Global Dairy Trade: Australia’s farmgate gap closing
International dairy figures are on the way up, providing some encouragement over lingering Australian farmgate concerns.
A soft new year bounce on the international dairy market needs to be sustained into 2024 to keep Australia competitive.
That’s the view of dairy leaders with a slight rise in overnight trade on the Global Dairy Trade exchange.
The headline figure on the GDT index rose 1.2 per cent in recent trade to sit at $US3363 per tonne ($A4973), coinciding with the Australian dollar reaching a six-month high against the American greenback.
The latest bounce is the third consecutive trading GDT session in positive territory after a drubbing for dairy markets throughout 2023.
United Dairyfarmers of Victoria president Bernie Free said the triple market bounce was welcome but needed to be sustained in the coming months to get Australia back to a competitive position.
“There’s that old English saying about ‘one swallow doesn’t make a summer’ and that’s the case here,” he said.
“We need the international market to keep rising because the fact is that there’s a big gap between the farmgate and international prices.”

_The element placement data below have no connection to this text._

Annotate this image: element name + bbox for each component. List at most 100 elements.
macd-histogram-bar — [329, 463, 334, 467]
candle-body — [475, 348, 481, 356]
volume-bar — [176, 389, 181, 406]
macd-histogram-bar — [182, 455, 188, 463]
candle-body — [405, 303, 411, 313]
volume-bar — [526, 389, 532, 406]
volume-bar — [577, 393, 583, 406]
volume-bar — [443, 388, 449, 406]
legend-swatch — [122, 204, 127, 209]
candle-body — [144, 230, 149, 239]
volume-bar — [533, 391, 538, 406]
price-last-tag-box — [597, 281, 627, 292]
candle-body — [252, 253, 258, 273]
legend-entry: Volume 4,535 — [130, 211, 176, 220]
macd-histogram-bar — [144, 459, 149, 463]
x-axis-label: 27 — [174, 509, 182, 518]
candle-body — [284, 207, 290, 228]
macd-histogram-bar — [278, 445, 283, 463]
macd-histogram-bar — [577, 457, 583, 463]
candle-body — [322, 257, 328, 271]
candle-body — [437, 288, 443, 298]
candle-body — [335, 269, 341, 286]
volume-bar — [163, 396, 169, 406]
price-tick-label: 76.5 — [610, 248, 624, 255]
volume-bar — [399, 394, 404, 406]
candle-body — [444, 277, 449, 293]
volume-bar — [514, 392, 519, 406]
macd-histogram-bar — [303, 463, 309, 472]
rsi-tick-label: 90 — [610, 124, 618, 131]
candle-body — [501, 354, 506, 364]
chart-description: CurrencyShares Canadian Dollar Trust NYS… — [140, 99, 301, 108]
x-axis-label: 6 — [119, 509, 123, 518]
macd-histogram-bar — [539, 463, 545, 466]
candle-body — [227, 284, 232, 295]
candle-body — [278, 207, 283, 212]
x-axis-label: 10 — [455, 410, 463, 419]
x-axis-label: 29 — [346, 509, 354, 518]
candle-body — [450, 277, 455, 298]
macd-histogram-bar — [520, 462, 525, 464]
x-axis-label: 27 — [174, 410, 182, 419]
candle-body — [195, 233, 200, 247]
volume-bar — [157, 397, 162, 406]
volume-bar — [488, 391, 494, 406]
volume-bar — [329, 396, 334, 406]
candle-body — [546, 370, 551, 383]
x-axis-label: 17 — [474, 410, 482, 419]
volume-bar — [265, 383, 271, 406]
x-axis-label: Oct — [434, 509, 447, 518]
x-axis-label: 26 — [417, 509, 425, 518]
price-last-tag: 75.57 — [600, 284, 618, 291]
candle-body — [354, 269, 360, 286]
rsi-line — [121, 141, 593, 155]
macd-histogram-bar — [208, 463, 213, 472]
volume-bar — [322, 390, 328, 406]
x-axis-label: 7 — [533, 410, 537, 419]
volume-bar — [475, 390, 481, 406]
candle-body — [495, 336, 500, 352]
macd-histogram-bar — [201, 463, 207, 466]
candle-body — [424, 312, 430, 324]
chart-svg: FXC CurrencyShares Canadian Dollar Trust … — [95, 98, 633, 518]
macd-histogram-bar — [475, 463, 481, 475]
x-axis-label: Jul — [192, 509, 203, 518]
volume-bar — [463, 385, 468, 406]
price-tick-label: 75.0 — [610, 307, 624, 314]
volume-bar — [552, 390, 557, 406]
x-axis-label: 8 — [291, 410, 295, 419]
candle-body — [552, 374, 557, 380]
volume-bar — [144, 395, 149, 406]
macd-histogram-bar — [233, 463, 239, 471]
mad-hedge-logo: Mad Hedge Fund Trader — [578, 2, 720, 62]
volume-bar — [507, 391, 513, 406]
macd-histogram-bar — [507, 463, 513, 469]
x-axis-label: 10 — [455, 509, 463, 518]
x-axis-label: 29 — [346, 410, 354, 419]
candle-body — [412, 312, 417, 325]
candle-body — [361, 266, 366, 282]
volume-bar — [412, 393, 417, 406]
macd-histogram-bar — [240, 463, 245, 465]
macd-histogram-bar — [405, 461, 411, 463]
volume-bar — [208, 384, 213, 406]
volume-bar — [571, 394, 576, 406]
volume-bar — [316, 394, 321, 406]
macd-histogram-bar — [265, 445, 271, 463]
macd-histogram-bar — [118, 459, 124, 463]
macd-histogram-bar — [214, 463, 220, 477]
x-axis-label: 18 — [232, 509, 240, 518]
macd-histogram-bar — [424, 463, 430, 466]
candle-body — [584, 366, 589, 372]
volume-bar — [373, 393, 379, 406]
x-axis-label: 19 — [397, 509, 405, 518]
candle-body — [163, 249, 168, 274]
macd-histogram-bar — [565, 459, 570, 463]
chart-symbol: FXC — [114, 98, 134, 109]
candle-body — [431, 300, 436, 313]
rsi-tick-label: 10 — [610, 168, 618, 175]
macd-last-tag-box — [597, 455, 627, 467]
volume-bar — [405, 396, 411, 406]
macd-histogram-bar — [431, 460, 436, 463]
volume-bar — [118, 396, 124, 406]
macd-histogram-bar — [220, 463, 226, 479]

An influx of New Zealand cheese has been noted by Dairy Australia analysts in recent months, with its latest situation and outlook report recording 2023 as a record year for imported dairy into Australia.
Last year, domestic price rises led Coles and Woolworths to use New Zealand butter in their house brands, which is 20 per cent cheaper than famed Australian-made Western Star and Devondale brands.
ABS data showed New Zealand butter shipments were up 62 per cent in the 12 months to the end of June 2023; milk spiked by 74 per cent; and ice cream imports rose an extraordinary 105 per cent last financial year.